Wenn man es will, kann dies als eine Art Aggression, als Eingriff in die Humanressourcen interpretiert werden. Aber in Wirklichkeit ist es nur eine Konkurrenz um eine knappe Ressource, auf welche die Nationalstaaten kein Monopolrecht haben, weil jede Person das Recht hat, die besten Bedingungen für ihr Leben zu wählen. Die Konsequenzen für die Verliererstaaten können jedoch katastrophal sein, da die Massenauswanderung zu einem echten Hindernis für die sozioökonomische Entwicklung werden kann. Theoretisch können Zuwanderer durch Einwanderer ersetzt werden, wie es Polen auf die gleiche Weise tut. Aber wenn Warschau mit Ukrainern rechnen kann, auf wenn soll dann Kyjiw hoffen? Es ist wahrscheinlich, dass die Ukraine für Chinesen oder Flüchtlinge aus den arabischen Ländern attraktiv sein könnte, aber was werden die Folgen eines solchen Austauschs sein?
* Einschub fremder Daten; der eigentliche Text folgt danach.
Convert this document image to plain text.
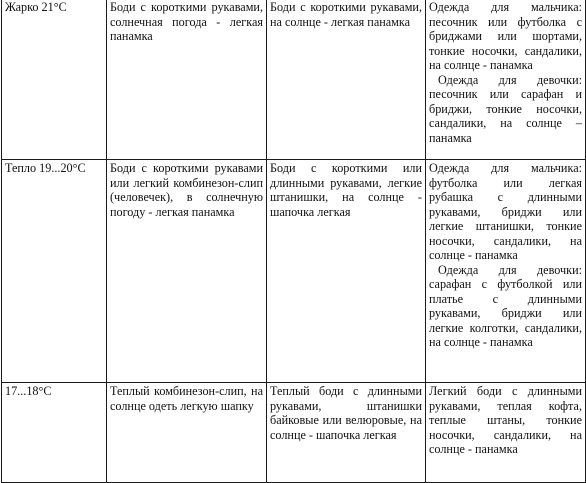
Жарко 21°С	Боди с короткими рукавами, солнечная погода - легкая панамка	Боди с короткими рукавами, на солнце - легкая панамка	Одежда для мальчика: песочник или футболка с бриджами или шортами, тонкие носочки, сандалики, на солнце - панамка
Одежда для девочки: песочник или сарафан и бриджи, тонкие носочки, сандалики, на солнце – панамка

Тепло 19...20°С	Боди с короткими рукавами или легкий комбинезон-слип (человечек), в солнечную погоду - легкая панамка	Боди с короткими или длинными рукавами, легкие штанишки, на солнце - шапочка легкая	Одежда для мальчика: футболка или легкая рубашка с длинными рукавами, бриджи или легкие штанишки, тонкие носочки, сандалики, на солнце - панамка
Одежда для девочки: сарафан с футболкой или платье с длинными рукавами, бриджи или легкие колготки, сандалики, на солнце - панамка

17...18°С	Теплый комбинезон-слип, на солнце одеть легкую шапку	Теплый боди с длинными рукавами, штанишки байковые или велюровые, на солнце - шапочка легкая	Легкий боди с длинными рукавами, теплая кофта, теплые штаны, тонкие носочки, сандалики, на солнце - панамка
Deshalb sollten die ukrainischen Regierungen nicht nur um die Sympathie von Investoren kämpfen, sondern auch dafür, dass die Ukraine für ihre eigenen Bürger attraktiver wird. Andernfalls laufen wir Gefahr, die leistungsfähigsten, aktivsten und ambitioniertesten Bürger zu verlieren – diejenigen, die der Motor für wirtschaftliche Entwicklung und gesellschaftspolitische Veränderungen sind. Es ist wahrscheinlich, dass sie unsere nationale Kultur mit großartigen Beispielen zeitgenössischer Emigrantenlieder bereichern werden. Aber es wird kaum eine ausreichende Kompensation für das soziale Ausbluten des Landes darstellen.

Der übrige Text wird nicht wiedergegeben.